Authors: Md. Shahabul Alam, Ryan Johnson, Steven Burian – Alabama Water Institute, The University of Alabama
Presentation Type: Poster and lightning talk
Title: Community Streamflow Evaluation System: Developing a Python-based tool and Tethys-based web app
Abstract: The field of hydrological sciences is experiencing rapid advancement, fueled by enhanced computational capabilities, richer datasets, and collaborative open-source initiatives. Integrating physics with artificial intelligence/machine learning (AI/ML) in nationwide hydrological modeling encounters challenges, underscoring the importance of a consistent and standardized evaluation framework.
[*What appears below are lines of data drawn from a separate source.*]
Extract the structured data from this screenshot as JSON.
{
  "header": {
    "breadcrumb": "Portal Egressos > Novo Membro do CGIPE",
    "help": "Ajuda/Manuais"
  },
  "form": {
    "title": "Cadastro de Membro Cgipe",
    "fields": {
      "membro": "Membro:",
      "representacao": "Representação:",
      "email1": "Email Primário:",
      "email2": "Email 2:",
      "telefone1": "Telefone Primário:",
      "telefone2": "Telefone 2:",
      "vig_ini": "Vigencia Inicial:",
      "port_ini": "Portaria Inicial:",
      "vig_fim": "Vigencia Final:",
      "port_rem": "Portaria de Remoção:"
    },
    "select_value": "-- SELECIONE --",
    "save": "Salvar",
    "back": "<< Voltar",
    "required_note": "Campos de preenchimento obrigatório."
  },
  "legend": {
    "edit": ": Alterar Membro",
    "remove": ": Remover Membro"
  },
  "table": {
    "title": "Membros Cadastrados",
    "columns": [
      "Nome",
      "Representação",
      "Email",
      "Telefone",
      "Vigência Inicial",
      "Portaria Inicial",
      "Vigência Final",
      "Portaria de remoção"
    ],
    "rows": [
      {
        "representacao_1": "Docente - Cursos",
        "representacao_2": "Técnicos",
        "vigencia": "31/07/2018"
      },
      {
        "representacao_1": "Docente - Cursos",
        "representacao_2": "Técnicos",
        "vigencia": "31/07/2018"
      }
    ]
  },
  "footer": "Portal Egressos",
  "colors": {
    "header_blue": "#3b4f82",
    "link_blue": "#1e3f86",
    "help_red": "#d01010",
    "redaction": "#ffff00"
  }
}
The Community Streamflow Evaluation System (CSES), in alignment with the objectives of NOAA and the Cooperative Institute for Research to Operations in Hydrology (CIROH), simplifies the evaluation process and effectively overcomes constraints related to data acquisition, such as accessing NWIS observations or NWC/NWM predictions. This tool aims to bolster large-scale hydrological modeling efforts, facilitating enhancements in streamflow prediction accuracy. This study seeks to investigate two avenues: (i) the development of a Python-based tool to facilitate advancements in hydrological modeling, and (ii) the creation of a web application designed to disseminate model outcomes and proficiency to various users of hydrological models, including water resources managers, public water utilities, and stormwater management entities, among others. Our tool reveals that while NWM v2.1 performs well in headwater catchments, its accuracy diminishes in other basin areas. Future steps would include refining the Tethys-CSES app workflow and integrating data from other hydrological models like NWM v3.0.